Monkey Animation Project Part 3: Animation
This is part 3 of a series describing the making of the Travels of Code Monkey project.
Up to this point, I wasn’t sure exactly what sort of animation I wanted to make. The original intent was to make the simplest possible animation that used all of the photos exactly once, perhaps at a speed where you could actually look at the photos. In fact, I made a couple of these without too much trouble, basically by sorting the monkey pictures, and then moving through them. The first version of this just had Mr. Monkey sitting in the middle and gradually rotating a full three hundred-sixty degrees. This was cute, but it was a bit boring, and many of the pictures were scaled too large, or too small, or cropped quite a bit, etc. The next step was to divide the screen into sections, and have Mr. Monkey gradually move around to use all of the pictures, with each one left mostly intact.
Here is one of those test animations. In this one, the pictures are sorted into a number of ‘size’ buckets, and then within each size bucket sorted by rotation. The result is that Mr. Monkey starts out small \ far away, and gradually gets larger \ closer, while rotating.
I was tempted to call the project done at that point, but, thanks partially to some prodding from my then-fiancee (now wife) BlackCatBonifide, I decided to take it to the next level, and make a real animation. I started off trying to create some animation tools within my Processing app. First I added a mode where I could “drive” mock-up Mr. Monkey around like an airplane with the arrow keys, after which the app would go back and “render” the animation using the real photos. This was amusing, but the results are unsurprisingly quite sloppy. It turns out there’s a reason you don’t see many 3rd person 3D flight simulators.
My cheap tricks having failed, I resigned myself to doing “real” animation, with keyframes and tweening. I spent a while debating whether or not to implement these things myself inside the Processing app. The advantage to that approach would have been to have the entire process smoothly integrated inside one application. In the end, though, I decided against reinventing the wheel. Instead, I used Blender, an open-source 3d-modeling, animation, and non-linear video editing software. Coincidentally, Blender already comes with a model of a monkey head: Suzanne. Unfortunately, she has somewhat different proportions from our own Mr. Monkey, so I ended up re-creating him anyways.
I modified one of Blender’s existing export scripts (using its Python API) to export a given animation of a single object in a very simple text format: Each line has the desired x and y coordinates, size, and rotations for a single frame of animation. Finally, I extended my Processing app to read the animation files exported from Blender. It then performs the previously described matching algorithm for each frame of the animation, and then dumps each frame as a sequentially named jpeg. I eventually imported these back into Blender’s non-linear-video editing tool to create the final product.
The Real Work: Animating
With the tool chain more or less complete, I was left to finally create the animation itself, using Blender’s built-in animation tools.

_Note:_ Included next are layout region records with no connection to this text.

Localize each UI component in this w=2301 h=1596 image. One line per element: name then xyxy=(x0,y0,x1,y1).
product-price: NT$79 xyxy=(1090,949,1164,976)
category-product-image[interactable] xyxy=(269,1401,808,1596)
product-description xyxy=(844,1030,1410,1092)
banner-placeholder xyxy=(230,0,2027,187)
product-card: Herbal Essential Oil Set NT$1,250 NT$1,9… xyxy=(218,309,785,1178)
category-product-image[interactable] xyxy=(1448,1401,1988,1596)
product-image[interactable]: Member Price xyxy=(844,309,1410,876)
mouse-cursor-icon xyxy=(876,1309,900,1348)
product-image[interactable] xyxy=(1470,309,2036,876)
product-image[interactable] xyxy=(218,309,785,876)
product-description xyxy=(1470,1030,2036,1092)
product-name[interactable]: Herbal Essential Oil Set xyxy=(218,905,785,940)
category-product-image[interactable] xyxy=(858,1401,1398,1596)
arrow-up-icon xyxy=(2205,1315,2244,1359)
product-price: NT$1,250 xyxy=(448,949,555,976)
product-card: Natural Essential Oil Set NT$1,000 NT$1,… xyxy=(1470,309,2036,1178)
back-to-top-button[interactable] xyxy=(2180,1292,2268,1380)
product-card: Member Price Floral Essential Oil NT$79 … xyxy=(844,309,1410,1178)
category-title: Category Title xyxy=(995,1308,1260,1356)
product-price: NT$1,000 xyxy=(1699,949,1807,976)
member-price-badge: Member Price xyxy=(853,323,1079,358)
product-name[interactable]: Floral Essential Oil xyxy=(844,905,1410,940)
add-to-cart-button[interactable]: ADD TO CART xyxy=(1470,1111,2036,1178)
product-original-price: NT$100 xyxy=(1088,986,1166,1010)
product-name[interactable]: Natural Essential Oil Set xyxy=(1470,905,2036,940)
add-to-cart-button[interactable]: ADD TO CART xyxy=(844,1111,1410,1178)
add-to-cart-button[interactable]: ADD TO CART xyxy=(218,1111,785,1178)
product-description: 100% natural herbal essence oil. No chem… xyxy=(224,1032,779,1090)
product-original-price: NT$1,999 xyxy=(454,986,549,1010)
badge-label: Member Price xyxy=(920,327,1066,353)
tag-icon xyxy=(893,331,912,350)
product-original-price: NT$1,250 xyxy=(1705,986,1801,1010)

For the verses, I started out by choosing photos that I wanted to freeze on at key parts of the song, and setting up those poses as key frames. Of course, these initial animation were quite boring, with Mr. Monkey drifting in a straight line between each key frame. I spent quite a bit of time making these animations more interesting, by having Mr. Monkey travel in circular paths, rock his head to the music, jump around the screen, etc. Creating interesting, smooth, natural-looking animations even for something as simple as a monkey head is not easy, and I have a lot of respect for those who can do it well. Luckily for me, I only had to do it not-too-terribly; I relied on the photos to make things interesting. Once I had animated Mr. Monkey’s disembodied head flying around in Blender, I exported the animation to text, imported that into my Processing tool, and used that to render the animation using the pool of labeled photos.
For the chorus animations, I utilized my secret weapon: my wife Bonnie (BlackCatBonifide), who does professional work in multimedia, particularly in animation and music. She had already given me a lot of inspiration and feedback up to this point, and she proposed that she do the chorus animations to mix up the animation style a bit. I happily agreed. I created some simple monkey animation loops for her to work with, including versions with Mr. Monkey’s head isolated from the rest of the photo, using Mock Mr. Monkey’s head rendered in silhouette as a mask. Finally, Bonnie combined these with other photos from the Travels of Code Monkey pool, and with other creative-commons photos from Flickr, animating everything together using Final Cut.
Until next time
That just about sums up the technical process. There will probably be at least one more post in the near future with some final thoughts, including what I might have done differently knowing what I know now, and what’s next for animation tools.